Evolutionary Algorithms for the Underlying Model
Our method requires no gradient-based training at all and can automatically generate new underlying models with relatively little computational resources and data. It is possible in principle to apply additional gradient-based methods with error back propagation to these models to further improve performance. However, this release aims to show that state-of-the-art infrastructure models can be built evolutionarily without using error back propagation at all, and to create a breakthrough in the current paradigm of infrastructure model development, which is prohibitively expensive.
This document presents Sakana AI's work on building foundational models using evolutionary algorithms. The main points are as follows
If this is realistic, wouldn't an OpenAI model be able to absorb the best parts of diverse open source models at a lower cost?
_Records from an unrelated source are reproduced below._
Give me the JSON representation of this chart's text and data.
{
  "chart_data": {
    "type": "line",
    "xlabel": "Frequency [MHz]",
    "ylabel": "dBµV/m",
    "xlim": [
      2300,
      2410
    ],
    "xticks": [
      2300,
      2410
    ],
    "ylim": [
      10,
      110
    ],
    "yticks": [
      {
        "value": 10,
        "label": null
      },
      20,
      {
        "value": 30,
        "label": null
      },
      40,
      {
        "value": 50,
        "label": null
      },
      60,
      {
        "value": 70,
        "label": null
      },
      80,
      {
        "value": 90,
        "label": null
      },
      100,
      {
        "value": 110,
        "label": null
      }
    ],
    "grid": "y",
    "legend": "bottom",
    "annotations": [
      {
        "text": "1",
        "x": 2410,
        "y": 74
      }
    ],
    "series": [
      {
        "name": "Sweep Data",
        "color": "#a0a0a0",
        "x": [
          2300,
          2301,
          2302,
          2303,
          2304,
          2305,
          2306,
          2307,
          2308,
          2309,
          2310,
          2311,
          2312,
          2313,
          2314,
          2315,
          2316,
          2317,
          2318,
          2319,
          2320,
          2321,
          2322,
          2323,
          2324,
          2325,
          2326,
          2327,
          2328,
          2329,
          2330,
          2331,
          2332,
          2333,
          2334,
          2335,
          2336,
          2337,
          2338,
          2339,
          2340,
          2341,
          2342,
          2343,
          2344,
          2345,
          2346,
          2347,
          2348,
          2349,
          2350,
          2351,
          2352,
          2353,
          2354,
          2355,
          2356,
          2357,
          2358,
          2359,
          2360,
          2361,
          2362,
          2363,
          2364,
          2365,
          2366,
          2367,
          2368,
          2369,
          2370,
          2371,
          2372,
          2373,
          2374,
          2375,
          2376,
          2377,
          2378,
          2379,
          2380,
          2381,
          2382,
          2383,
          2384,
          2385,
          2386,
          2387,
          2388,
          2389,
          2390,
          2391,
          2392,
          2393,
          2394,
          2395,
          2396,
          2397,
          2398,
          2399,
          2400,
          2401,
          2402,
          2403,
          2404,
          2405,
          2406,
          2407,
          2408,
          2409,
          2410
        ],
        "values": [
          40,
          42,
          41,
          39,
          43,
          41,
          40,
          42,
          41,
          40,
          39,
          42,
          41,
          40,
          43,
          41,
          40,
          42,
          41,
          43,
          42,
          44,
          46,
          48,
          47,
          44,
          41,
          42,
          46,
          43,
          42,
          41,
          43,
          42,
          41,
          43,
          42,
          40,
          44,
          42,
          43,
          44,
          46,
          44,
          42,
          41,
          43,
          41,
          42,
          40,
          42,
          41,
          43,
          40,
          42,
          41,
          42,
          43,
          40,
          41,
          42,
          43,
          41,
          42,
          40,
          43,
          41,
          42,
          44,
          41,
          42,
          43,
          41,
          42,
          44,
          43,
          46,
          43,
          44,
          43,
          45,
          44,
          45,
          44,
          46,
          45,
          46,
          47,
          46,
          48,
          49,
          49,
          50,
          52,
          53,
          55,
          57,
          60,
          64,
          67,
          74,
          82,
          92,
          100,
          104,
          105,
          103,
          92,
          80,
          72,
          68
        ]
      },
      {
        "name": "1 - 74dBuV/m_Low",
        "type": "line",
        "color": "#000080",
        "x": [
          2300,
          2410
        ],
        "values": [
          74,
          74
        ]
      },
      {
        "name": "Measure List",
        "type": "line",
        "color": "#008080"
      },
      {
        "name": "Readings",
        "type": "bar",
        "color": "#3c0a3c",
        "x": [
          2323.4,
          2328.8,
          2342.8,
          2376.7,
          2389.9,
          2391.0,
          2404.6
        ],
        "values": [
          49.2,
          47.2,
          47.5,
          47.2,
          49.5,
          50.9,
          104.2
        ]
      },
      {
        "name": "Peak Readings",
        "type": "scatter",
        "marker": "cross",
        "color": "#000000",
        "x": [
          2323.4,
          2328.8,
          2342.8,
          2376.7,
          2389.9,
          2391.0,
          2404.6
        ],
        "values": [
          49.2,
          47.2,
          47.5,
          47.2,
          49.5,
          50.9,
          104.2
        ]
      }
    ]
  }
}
As you point out, if this evolutionary model merging approach is realistic, it could be a powerful means for OpenAI and other major AI ventures to incorporate the strengths of a variety of open source models into their models at low cost.
Although OpenAI has invested enormous computational resources to develop its own models from scratch, this approach may allow us to extract the essence of open source models and improve the performance of our own models. For example, by absorbing the advantages of an open source model specialized for a particular language or domain, the GPT series may be able to efficiently support multiple languages and improve performance in specific domains.
However, ethical issues are also possible. For a for-profit company to incorporate the results of a non-profit open source project into its own model, it is expected that there will be opposition from the open source community. There will be many issues to be cleared, such as the handling of intellectual property rights.
Also, from a technical standpoint, there are still many things that need to be verified, such as whether the integration of open source models is truly seamless and whether the performance of the integrated models is stable.
In any case, the relationship between open source results and commercial models will need to be carefully debated from both a technical and ethical perspective, and while Sakana AI's efforts are interesting from the perspective of democratizing AI, they also deserve attention in terms of their impact on the industry.
From the open source model's point of view, the cost of gradient-legal learning is paid by the company, but the company that makes the most money from it is the company with the largest number of paying customers.
That's right. Developers of open source models bear the enormous computational costs of training the models themselves. In many cases, individuals and academic organizations develop these models on a volunteer basis for research purposes or as a contribution to society.
On the other hand, large AI ventures such as OpenAI can incorporate the results of open source models into their own models, thereby significantly reducing development costs while increasing revenue through improved performance. They are in the business of providing large-scale language models via APIs and have a large number of paying customers.
In other words, a situation could arise in which large companies use the costs incurred by the open source community to monetize their products. This situation would create a problem in which open source developers would not be rewarded.
In order to solve this problem, appropriate support for open source projects and rules for commercial use of the results are needed. For example, a system that requires companies that generate revenue by using the open source model to contribute to the open source community in some way might be considered.
This page is auto-translated from /nishio/進化的アルゴリズムによる基盤モデルの構築 using DeepL. If you looks something interesting but the auto-translated English is not good enough to understand it, feel free to let me know at @nishio_en. I'm very happy to spread my thought to non-Japanese readers.